If your ophthalmologist thinks an underlying condition may be the cause of your uveitis, you may be referred to another doctor for a general medical examination and laboratory tests. Sometimes it is difficult to find a specific cause for uveitis. However, your doctor will try to determine whether your uveitis is caused by an infection or another condition.


When diagnosed and treated quickly, uveitis typically responds well. Common treatments of uveitis include:

Steroid eye drops

Steroid eye drops are usually used to reduce the inflammation in uveitis. They are the main treatment for uveitis and may be the only treatment for mild attacks. Despite steroid eye drops usually working well, in some cases there can be serious side effects, therefore, steroid eye drops can only be prescribed by an ophthalmologist who can monitor the situation.

Treatment to relieve pain and discomfort

Cyclopaedic eye drops

These eye drops are designed to relieve pain by causing the pupil in your eye to dilate. As a result, the inflamed iris is given time to rest and recover. Well-known cyclopaedic eye drops are atropine and cyclopentolate eye drops. There are several known side effects for taking the eye drops. The drops can make your pupils appear larger, and can cause temporary blurred vision and problems with focusing. If the drops are not used the inflammation in the iris may cause it to become ‘stuck’ to the lens leading to permanent scarring.

Wearing dark glasses

If your symptoms include higher sensitivity to light (photophobia), wearing dark glasses (especially on sunny days) will be helpful.

Using painkillers

Painkillers such as paracetamol can help to ease any pain or discomfort.

Steroids by Mouth or Injection

In severe cases of uveitis, steroids are sometimes given into or around your eye. Injections can also be administered by mouth. If used long-term there can be possible side effects. The main side effects from oral steroids occur when they are used for more than a few weeks. Side effects include; thinning of the bones and skin, weight gain, muscle wasting and an increased risk of infection.

Immunosuppressive medicines

If steroid treatment is needed in the longer term to treat uveitis, a second medicine known as an immunosuppressive medicine may be used. This can help reduce the amount of steroids required and/or help to control the uveitis if steroids or not working.


Occasionally, surgery may be required to treat uveitis.

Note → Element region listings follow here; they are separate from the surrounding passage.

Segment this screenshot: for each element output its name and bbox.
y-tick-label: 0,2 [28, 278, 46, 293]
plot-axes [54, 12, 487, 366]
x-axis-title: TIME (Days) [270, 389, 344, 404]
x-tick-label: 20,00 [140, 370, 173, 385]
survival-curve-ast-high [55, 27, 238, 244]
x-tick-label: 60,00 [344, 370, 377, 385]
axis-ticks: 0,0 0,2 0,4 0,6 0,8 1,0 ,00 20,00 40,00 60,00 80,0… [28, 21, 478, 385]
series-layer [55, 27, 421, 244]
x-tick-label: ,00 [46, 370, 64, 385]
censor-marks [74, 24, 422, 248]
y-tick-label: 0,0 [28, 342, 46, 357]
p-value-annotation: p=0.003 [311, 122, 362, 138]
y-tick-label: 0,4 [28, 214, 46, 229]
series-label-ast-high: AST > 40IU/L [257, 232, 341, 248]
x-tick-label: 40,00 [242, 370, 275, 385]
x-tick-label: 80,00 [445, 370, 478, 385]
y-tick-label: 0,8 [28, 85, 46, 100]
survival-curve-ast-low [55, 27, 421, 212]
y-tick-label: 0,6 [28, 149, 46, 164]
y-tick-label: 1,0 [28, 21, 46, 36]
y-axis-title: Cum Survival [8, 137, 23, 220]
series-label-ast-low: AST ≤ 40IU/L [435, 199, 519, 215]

Surgery will be used in conjunction with other treatments previously mentioned. It is not possible to treat uveitis with surgery alone.

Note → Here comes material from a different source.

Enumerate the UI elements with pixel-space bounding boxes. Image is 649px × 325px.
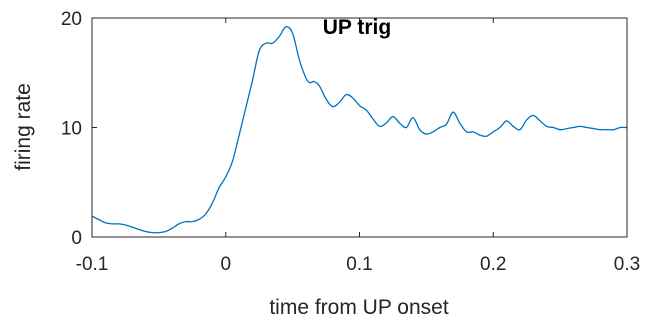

Unfortunately, there is currently no way to prevent uveitis. However, wearing protective eyewear during athletic activities, industrial occupations and scientific laboratory work may help to prevent traumatic uveitis. Any activity that involves the possibility of liquid or solid projectiles warrants protection. To help prevent infection, careful hand washing, especially if you have been in contact with sick people, is recommended prior to touching the eye. Proper handling of food also helps to prevent infections such as toxoplasmosis. In conditions caused by sexually transmitted diseases, proper protection helps to prevent the transmission of the disease leading to systematic infection and infectious uveitis.